Atom: Schweden zürnt Deutschland

von Redaktion

Dampft nicht mehr: Das bayerische Kernkraftwerk Isar 2 gehörte zu den letzten im Land, die bis April 2023 noch liefen. © dpa

München – Die letzten drei deutschen Atommeiler gingen im April 2023 technisch lautlos vom Netz. Politisch hingegen gab es im Vorfeld heftigen Streit an verschiedenen Fronten: Innerhalb der mittlerweile zerbrochenen Ampel-Koalition, wo Kanzler Olaf Scholz seine grünen Koalitionspartner mit einem Machtwort noch dazu zwingen musste, nicht trotz Energiekrise schon am ursprünglich geplanten Datum zum 31. Dezember 2022 die letzten Stecker ziehen zu lassen. Mit der Union, die sich für einen Weiterbetrieb über das Frühjahr 2023 hinaus starkmachte. Und auch innerhalb der Grünen, wo Wirtschaftsminister Robert Habeck vielleicht mehr Pragmatismus gewagt hätte, wenn ihm nicht der kompromisslose Anti-AKW-Flügel um den früheren Umweltminister Jürgen Trittin im Nacken gesessen hätte.

Gut eineinhalb Jahre später wird es nun erneut laut – und zwar aus dem Ausland. „Ich bin wütend auf die Deutschen“, sagt Schwedens Energieministerin Ebba Busch mit Blick auf den Atom-Ausstieg. „Sie haben eine Entscheidung für ihr Land getroffen, wozu sie das Recht haben. Aber das hat sehr ernste Konsequenzen gehabt.“ Neben Sorgen um die Wettbewerbsfähigkeit des europäischen Wirtschaftsmotors – und damit der EU – treiben die schwedische Politikerin dabei vor allem die eigenen Energiepreise um, die im Süden des Landes gerade auf Rekordniveau geklettert sind. Hintergrund: Wegen der aktuellen Dunkelflaute in Deutschland und über der Nordsee (kaum Sonne, kaum Wind) wird deutlich mehr Strom über Unterseekabel von Schweden nach Deutschland exportiert, damit es seinen Bedarf decken kann. Mit der Nachfrage schießen so auch für Schweden die Preise nach oben – und das regional sehr unterschiedlich. Schwedischen Medienberichten zufolge lagen die Strompreise am Mittwoch im Süden des Landes um 18 000 Prozent höher als in Mittelschweden. Eine schlechte Leitungsverbindung zwischen Nord- und Südschweden verstärkt das Problem noch.
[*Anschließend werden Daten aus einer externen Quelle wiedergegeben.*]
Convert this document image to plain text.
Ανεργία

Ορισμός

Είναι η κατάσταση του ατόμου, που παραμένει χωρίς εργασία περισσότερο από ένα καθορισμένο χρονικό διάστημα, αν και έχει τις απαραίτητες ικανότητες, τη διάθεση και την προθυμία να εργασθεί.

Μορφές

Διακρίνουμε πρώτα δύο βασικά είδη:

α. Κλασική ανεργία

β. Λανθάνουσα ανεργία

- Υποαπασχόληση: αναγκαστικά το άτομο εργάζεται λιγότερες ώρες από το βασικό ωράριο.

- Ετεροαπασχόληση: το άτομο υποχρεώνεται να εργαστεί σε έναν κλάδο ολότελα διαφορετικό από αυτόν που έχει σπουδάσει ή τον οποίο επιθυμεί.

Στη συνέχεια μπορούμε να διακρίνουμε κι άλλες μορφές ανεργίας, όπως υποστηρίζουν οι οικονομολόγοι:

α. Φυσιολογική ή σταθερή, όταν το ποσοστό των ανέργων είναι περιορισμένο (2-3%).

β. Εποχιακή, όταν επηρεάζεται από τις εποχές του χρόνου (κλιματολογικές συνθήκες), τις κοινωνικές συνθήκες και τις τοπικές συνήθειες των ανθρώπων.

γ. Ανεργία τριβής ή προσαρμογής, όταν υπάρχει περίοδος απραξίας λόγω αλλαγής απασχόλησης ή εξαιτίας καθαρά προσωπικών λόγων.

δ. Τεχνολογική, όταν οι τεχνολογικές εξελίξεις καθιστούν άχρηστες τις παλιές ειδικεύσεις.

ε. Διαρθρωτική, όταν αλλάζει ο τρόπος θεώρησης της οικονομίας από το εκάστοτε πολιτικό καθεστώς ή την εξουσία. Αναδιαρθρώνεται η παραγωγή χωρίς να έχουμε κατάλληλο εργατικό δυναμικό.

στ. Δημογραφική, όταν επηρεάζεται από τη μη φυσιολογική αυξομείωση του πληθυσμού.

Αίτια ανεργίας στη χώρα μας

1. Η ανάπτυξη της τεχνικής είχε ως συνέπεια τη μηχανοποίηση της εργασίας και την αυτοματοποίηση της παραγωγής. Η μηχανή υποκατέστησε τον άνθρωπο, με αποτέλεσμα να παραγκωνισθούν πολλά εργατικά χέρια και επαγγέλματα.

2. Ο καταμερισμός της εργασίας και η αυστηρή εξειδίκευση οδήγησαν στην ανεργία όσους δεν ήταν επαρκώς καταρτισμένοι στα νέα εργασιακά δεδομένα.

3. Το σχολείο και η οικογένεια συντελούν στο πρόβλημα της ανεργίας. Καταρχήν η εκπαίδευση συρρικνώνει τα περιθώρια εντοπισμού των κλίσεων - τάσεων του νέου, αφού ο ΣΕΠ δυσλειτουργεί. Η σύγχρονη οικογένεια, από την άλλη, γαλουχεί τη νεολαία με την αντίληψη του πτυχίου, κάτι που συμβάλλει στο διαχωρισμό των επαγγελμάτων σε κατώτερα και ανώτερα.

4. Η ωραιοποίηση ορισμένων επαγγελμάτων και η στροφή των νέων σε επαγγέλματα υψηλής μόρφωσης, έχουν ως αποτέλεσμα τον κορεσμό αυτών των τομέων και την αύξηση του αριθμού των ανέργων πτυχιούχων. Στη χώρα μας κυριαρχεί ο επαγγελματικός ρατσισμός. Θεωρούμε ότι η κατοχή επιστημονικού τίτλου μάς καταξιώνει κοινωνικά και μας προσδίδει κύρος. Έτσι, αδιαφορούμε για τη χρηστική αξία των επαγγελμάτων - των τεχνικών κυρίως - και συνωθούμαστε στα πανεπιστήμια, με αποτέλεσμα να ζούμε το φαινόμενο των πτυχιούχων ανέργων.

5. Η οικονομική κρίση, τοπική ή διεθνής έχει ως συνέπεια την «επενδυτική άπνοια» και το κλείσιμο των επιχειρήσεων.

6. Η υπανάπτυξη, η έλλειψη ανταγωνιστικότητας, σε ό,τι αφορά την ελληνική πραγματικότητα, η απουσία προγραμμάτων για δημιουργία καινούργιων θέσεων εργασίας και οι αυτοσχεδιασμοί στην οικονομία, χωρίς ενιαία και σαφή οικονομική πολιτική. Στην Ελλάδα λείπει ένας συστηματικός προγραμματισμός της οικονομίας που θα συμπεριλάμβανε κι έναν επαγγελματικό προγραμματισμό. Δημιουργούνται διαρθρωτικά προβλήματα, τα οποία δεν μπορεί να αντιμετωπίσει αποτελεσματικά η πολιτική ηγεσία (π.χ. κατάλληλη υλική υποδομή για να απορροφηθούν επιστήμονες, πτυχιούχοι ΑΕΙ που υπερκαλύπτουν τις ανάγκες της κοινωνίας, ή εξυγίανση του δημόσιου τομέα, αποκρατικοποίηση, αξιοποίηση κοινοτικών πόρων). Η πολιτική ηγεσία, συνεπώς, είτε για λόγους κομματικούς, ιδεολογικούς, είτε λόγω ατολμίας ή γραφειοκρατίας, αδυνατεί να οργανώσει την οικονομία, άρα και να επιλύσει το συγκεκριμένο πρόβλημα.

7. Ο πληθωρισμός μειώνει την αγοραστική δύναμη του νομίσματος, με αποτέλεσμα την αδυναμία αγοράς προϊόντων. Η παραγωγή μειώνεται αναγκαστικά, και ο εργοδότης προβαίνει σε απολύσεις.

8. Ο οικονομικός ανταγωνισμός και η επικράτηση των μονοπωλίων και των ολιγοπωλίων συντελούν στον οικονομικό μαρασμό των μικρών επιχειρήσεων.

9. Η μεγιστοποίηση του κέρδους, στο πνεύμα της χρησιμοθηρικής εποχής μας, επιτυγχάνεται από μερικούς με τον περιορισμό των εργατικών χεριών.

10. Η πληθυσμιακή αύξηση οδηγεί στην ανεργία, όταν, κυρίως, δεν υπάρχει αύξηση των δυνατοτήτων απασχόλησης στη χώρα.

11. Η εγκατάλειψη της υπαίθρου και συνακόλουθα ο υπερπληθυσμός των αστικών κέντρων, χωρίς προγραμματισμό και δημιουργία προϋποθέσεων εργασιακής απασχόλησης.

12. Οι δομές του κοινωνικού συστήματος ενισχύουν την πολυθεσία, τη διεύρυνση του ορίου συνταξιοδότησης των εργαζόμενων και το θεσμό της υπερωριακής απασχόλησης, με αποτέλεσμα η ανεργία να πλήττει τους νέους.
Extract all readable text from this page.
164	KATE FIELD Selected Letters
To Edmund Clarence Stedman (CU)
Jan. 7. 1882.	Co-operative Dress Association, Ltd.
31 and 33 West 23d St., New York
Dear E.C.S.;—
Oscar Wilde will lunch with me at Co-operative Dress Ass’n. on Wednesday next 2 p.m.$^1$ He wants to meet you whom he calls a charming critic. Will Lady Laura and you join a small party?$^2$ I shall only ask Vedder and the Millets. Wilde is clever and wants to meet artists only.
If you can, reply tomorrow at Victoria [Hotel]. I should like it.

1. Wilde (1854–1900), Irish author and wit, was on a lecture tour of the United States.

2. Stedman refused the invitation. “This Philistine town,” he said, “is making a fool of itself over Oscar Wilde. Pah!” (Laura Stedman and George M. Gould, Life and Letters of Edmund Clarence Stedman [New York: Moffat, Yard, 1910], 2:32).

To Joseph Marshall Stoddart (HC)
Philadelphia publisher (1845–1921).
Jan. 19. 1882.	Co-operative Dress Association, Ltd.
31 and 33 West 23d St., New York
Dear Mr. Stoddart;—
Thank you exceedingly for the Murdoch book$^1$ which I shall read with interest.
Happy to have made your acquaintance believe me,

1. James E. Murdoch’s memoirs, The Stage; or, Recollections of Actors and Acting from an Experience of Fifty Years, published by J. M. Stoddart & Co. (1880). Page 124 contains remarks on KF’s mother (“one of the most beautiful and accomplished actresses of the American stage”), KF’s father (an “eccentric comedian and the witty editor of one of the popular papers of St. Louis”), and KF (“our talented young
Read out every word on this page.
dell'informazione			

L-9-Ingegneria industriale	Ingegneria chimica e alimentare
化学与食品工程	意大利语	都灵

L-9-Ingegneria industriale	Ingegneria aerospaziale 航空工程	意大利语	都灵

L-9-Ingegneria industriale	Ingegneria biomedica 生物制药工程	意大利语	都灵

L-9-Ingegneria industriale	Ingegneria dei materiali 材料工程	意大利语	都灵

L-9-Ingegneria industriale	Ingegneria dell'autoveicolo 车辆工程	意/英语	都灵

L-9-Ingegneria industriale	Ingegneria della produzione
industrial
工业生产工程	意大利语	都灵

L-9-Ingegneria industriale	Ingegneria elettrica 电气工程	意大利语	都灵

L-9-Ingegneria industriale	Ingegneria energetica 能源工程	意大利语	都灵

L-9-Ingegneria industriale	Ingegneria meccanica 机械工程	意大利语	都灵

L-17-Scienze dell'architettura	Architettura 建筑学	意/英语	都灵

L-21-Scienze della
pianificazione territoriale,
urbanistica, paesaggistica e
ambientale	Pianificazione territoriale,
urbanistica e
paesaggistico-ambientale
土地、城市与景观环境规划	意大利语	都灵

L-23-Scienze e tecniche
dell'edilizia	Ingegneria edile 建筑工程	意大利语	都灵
Auch, dass das Land selbst Kernkraftwerke stillgelegt habe, sei ein Fehler gewesen, den man korrigieren wolle. „Wir ebnen jetzt den Weg für neue Kernkraft“, kündigt Busch an.

Möglich ist all das, weil Schweden Teil eines EU-Strommarktmechanismus ist, der die gesamteuropäische Nachfrage in den Blick nimmt, anstatt etwa zuerst den nationalen Bedarf zu bedienen. Doch angesichts dessen sei das deutsche Energiesystem „nicht in Ordnung“, so Busch. „Wenn der Wind nicht weht, bekommen wir mit diesem gescheiterten Stromsystem hohe Strompreise. Das ist eine Folge der Abschaltung der Kernkraftwerke“, erklärt sie. Ein Weiterbetrieb der Atommeiler hätte dagegen „die Übertragungskapazität von Deutschland in andere Strompreisgebiete in Europa erhöht, was die Preise für uns alle gesenkt hätte“. Man werde nun „indirekt noch abhängiger von fossilen Brennstoffen“, kritisiert Busch, weil die Deutschen „ihre fossilfreie Atomkraft abgeschaltet haben“. Auch mit Gas- oder Kohle-Energie lassen sich Lücken stopfen.

Habecks Wirtschaftsministerium beschwichtigt. Die derzeit hohen Preise im Strom-Großhandel ergäben sich durch „ein seltenes Zusammenkommen mehrerer Faktoren“ (Dunkelflaute, gestiegener Gaspreis, Kälte) und erstreckten sich nur „auf sehr wenige teure Stunden“, die den Jahresdurchschnitt nicht nennenswert beeinflussten.

Doch der Ärger in Skandinavien reicht tiefer. Auch Norwegen klagt über explodierende Strompreise, die laut „Financial Times“ bis auf das fast Zwanzigfache der Vorwoche gestiegen sind. „Es ist eine absolut beschissene Situation“, wird Energieminister Terje Aasland zitiert. Man prüfe, die Leitungen mit Dänemark – über die auch Strom nach Deutschland fließt – abzuschalten.